Why GaN-on-Si for Baking?
GaN-on-Si devices are targeted to underpin solid-state RF energy systems, offering an ideal balance of performance, power efficiency, small size and reliability, at an increasingly attractive cost structure at scaled volume production levels. The performance benefits are evident—GaN-on-Si can deliver exceptional power and frequency capability in addition to higher scalable raw power density and higher efficiency than afforded by LDMOS. With GaN-on-Si’s scalability to 8-inch substrates, it is expected to yield RF devices that are more cost effective at scaled volume production levels than LDMOS in dollars per watt. For system designers and commercial OEMs weighing up total system bill of materials and performance for solid-state RF energy applications, GaN-on-Si is a viable and increasingly attractive solution.
Why SSRFE for Baking?
Today’s magnetron-based microwave ovens are unable to adapt to the energy being reflected from the food into the cavity, instead often relying on a rotating turntable at the base of the cavity to aid the heat distribution. This imprecise delivery of energy often results in overcooking and hot spots that can lower a food’s nutritional value, and cold spots that can negatively impact a meal or dining experience.

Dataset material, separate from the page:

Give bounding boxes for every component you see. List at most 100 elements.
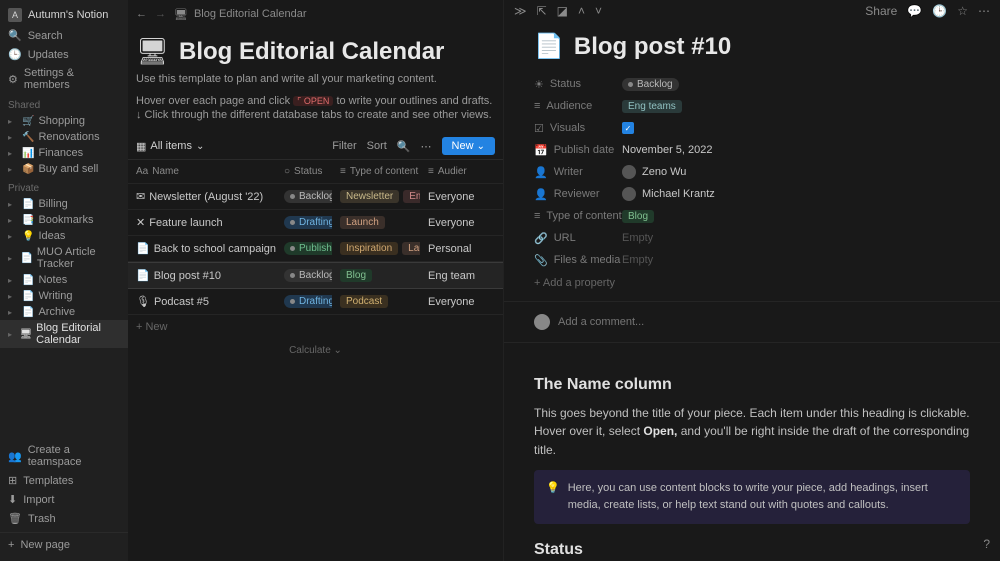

But through the use of multiple solid-state power amplifiers and antennas with closed-loop control between the RF amplifier and RF synthesizer to adjust for energy absorption and radiation, energy can now be directed with great precision to its target, ensuring optimal temperature control.
Instead of relying on moisture sensors to measure humidity in the cavity, solid-state microwave ovens measure the properties of the food as it cooks or bakes, and adapt accordingly to changing load conditions or the current condition of the food. This results in increased retention of the nutrients, moisture and flavors of the food.

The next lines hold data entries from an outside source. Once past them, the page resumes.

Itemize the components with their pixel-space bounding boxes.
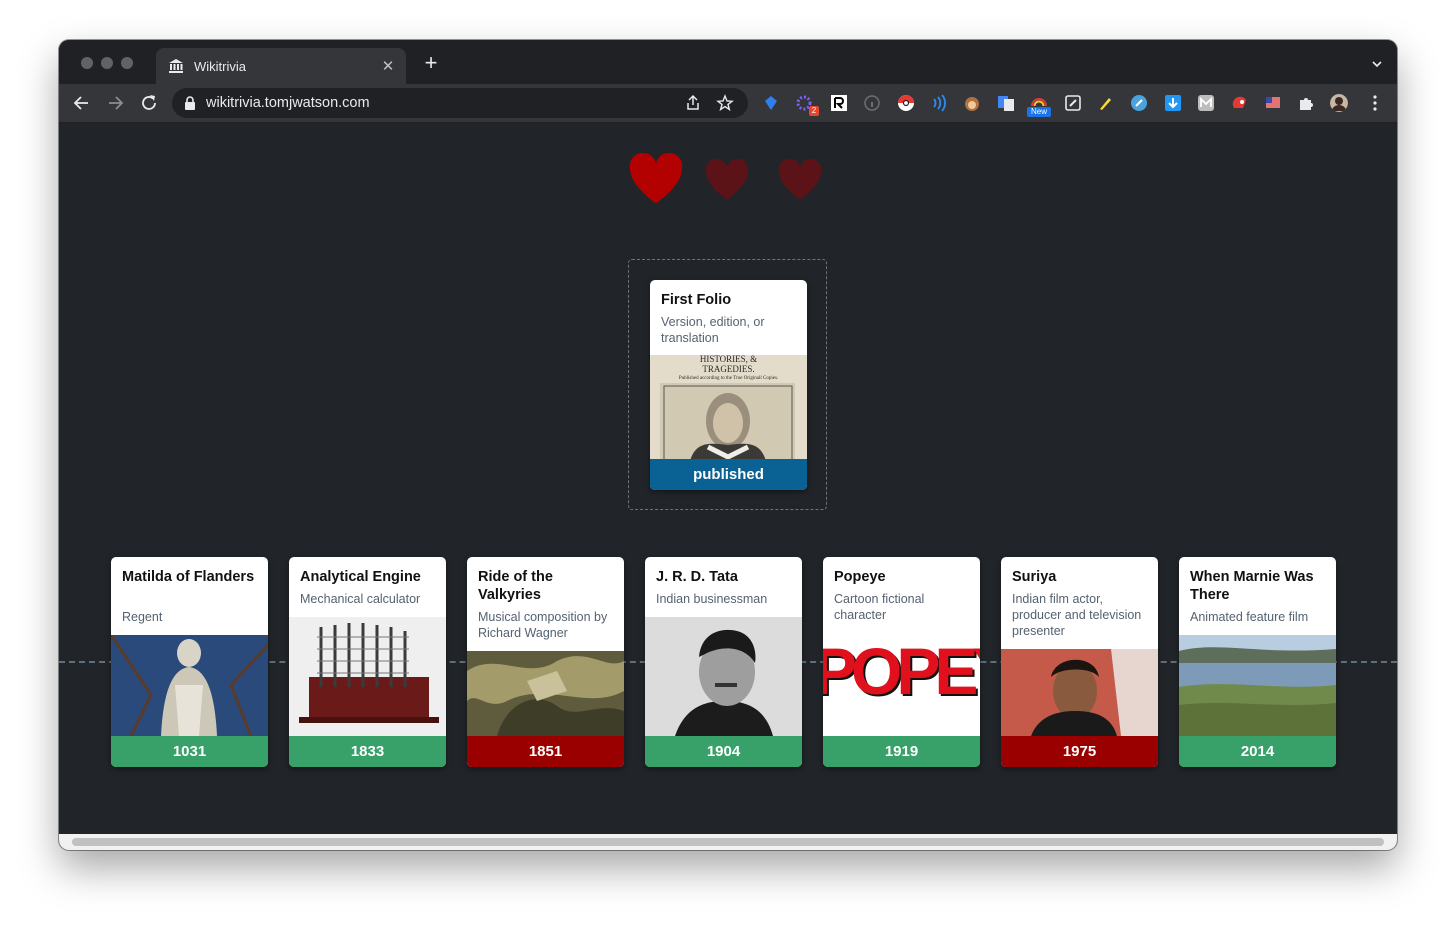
monkey-extension-icon[interactable] <box>963 94 981 112</box>
popeye-logo-image: POPEYE <box>823 633 980 736</box>
suriya-photo-image <box>1001 649 1158 736</box>
game-board: First Folio Version, edition, or transla… <box>59 123 1397 834</box>
card-title: Matilda of Flanders <box>122 569 255 585</box>
forward-arrow-icon[interactable] <box>105 93 125 113</box>
card-subtitle: Regent <box>122 610 163 624</box>
bird-extension-icon[interactable] <box>1231 94 1249 112</box>
tab-title: Wikitrivia <box>194 58 246 74</box>
card-year: 1904 <box>645 736 802 767</box>
folio-text-2: TRAGEDIES. <box>702 364 755 374</box>
current-card[interactable]: First Folio Version, edition, or transla… <box>650 280 807 490</box>
card-subtitle: Musical composition by Richard Wagner <box>478 610 608 640</box>
lives-indicator <box>59 153 1397 209</box>
engine-illustration <box>289 617 446 736</box>
new-tab-button[interactable]: + <box>421 52 441 74</box>
card-subtitle: Version, edition, or translation <box>661 315 765 345</box>
tata-portrait-image <box>645 617 802 736</box>
heart-lost-icon <box>778 159 822 200</box>
tab-wikitrivia[interactable]: Wikitrivia ✕ <box>156 48 406 84</box>
browser-window: Wikitrivia ✕ + wikitrivia.tomjwatson.com <box>59 40 1397 850</box>
flag-extension-icon[interactable] <box>1264 94 1282 112</box>
scrollbar-thumb[interactable] <box>72 838 1384 846</box>
card-title: J. R. D. Tata <box>656 569 738 585</box>
card-subtitle: Animated feature film <box>1190 610 1309 624</box>
pokeball-extension-icon[interactable] <box>897 94 915 112</box>
compass-extension-icon[interactable] <box>1130 94 1148 112</box>
puzzle-extensions-icon[interactable] <box>1297 94 1315 112</box>
extension-new-badge: New <box>1027 107 1051 117</box>
valkyries-image <box>467 651 624 736</box>
timeline-card[interactable]: Ride of the Valkyries Musical compositio… <box>467 557 624 767</box>
download-extension-icon[interactable] <box>1164 94 1182 112</box>
card-date-label: published <box>650 459 807 490</box>
highlighter-extension-icon[interactable] <box>1097 94 1115 112</box>
reload-icon[interactable] <box>139 93 159 113</box>
m-extension-icon[interactable] <box>1197 94 1215 112</box>
valkyries-illustration <box>467 651 624 736</box>
horizontal-scrollbar[interactable] <box>59 834 1397 850</box>
heart-full-icon <box>629 153 683 204</box>
bookmark-star-icon[interactable] <box>716 94 734 112</box>
tab-strip: Wikitrivia ✕ + <box>59 40 1397 84</box>
readwise-extension-icon[interactable] <box>830 94 848 112</box>
folio-text-3: Published according to the True Original… <box>678 376 779 381</box>
card-title: Popeye <box>834 569 886 585</box>
card-year: 1833 <box>289 736 446 767</box>
minimize-window-button[interactable] <box>101 57 113 69</box>
card-title: Ride of the Valkyries <box>478 569 553 603</box>
actor-photo <box>1001 649 1158 736</box>
popeye-logo-text: POPEYE <box>823 634 980 708</box>
card-year: 1851 <box>467 736 624 767</box>
address-bar[interactable]: wikitrivia.tomjwatson.com <box>172 88 748 118</box>
heart-lost-icon <box>705 159 749 200</box>
timeline-card[interactable]: Matilda of Flanders Regent 1031 <box>111 557 268 767</box>
browser-toolbar: wikitrivia.tomjwatson.com 2 New <box>59 84 1397 123</box>
timeline-card[interactable]: Suriya Indian film actor, producer and t… <box>1001 557 1158 767</box>
lock-icon[interactable] <box>184 96 196 110</box>
wave-extension-icon[interactable] <box>930 94 948 112</box>
card-subtitle: Indian film actor, producer and televisi… <box>1012 592 1142 638</box>
close-window-button[interactable] <box>81 57 93 69</box>
landscape-illustration <box>1179 635 1336 736</box>
card-title: Analytical Engine <box>300 569 421 585</box>
card-title: First Folio <box>661 292 732 308</box>
folio-text-1: HISTORIES, & <box>699 355 758 364</box>
statue-illustration <box>111 635 268 736</box>
timeline-card[interactable]: Popeye Cartoon fictional character POPEY… <box>823 557 980 767</box>
card-subtitle: Mechanical calculator <box>300 592 421 606</box>
profile-avatar-icon[interactable] <box>1330 94 1348 112</box>
close-tab-icon[interactable]: ✕ <box>380 57 396 75</box>
landscape-image <box>1179 635 1336 736</box>
card-year: 1031 <box>111 736 268 767</box>
statue-image <box>111 635 268 736</box>
url-text[interactable]: wikitrivia.tomjwatson.com <box>206 95 684 111</box>
card-title: When Marnie Was There <box>1190 569 1314 603</box>
museum-icon <box>169 59 183 73</box>
share-icon[interactable] <box>684 94 702 112</box>
info-extension-icon[interactable] <box>863 94 881 112</box>
back-arrow-icon[interactable] <box>72 93 92 113</box>
tab-search-chevron-icon[interactable] <box>1371 58 1383 70</box>
card-title: Suriya <box>1012 569 1057 585</box>
zoom-window-button[interactable] <box>121 57 133 69</box>
portrait-engraving <box>660 383 795 459</box>
card-year: 2014 <box>1179 736 1336 767</box>
analytical-engine-image <box>289 617 446 736</box>
timeline-card[interactable]: When Marnie Was There Animated feature f… <box>1179 557 1336 767</box>
first-folio-image: HISTORIES, & TRAGEDIES. Published accord… <box>650 355 807 459</box>
card-year: 1975 <box>1001 736 1158 767</box>
timeline-card[interactable]: Analytical Engine Mechanical calculator <box>289 557 446 767</box>
timeline-card[interactable]: J. R. D. Tata Indian businessman 1904 <box>645 557 802 767</box>
more-menu-icon[interactable] <box>1373 95 1377 111</box>
extension-badge: 2 <box>809 106 819 116</box>
card-subtitle: Indian businessman <box>656 592 768 606</box>
portrait-photo <box>645 617 802 736</box>
edit-box-extension-icon[interactable] <box>1064 94 1082 112</box>
card-subtitle: Cartoon fictional character <box>834 592 925 622</box>
diamond-extension-icon[interactable] <box>762 94 780 112</box>
translate-extension-icon[interactable] <box>997 94 1015 112</box>
card-year: 1919 <box>823 736 980 767</box>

Consumers will benefit from SSRFE in significant ways centric to system reliability, food processing speed and throughput. The evolution of the solid-state microwave oven is expected to result in a device that is capable of cost-effective baking with unprecedented efficiency, ensuring a cake rises and bakes evenly, and cupcakes on the outer rim of the pan bake as evenly as those in the center. Additionally, the preciseness of the controllable solid-state energy offers opportunities to save energy, money and time in the kitchen, offering the benefit of consistency over the life of the appliance.
As RF energy applications continue to emerge, MACOM remains committed to driving RF GaN-on-Si solutions to enable SSRFE in commercial applications at cost-effective production levels. RF energy for baking is a concept still in its infancy, but as solid-state microwave ovens begin to emerge on the market and continue to demo successfully, such as MACOM’s demonstration at EDICON 2017, the potential and promised benefits are something the industry can get excited about.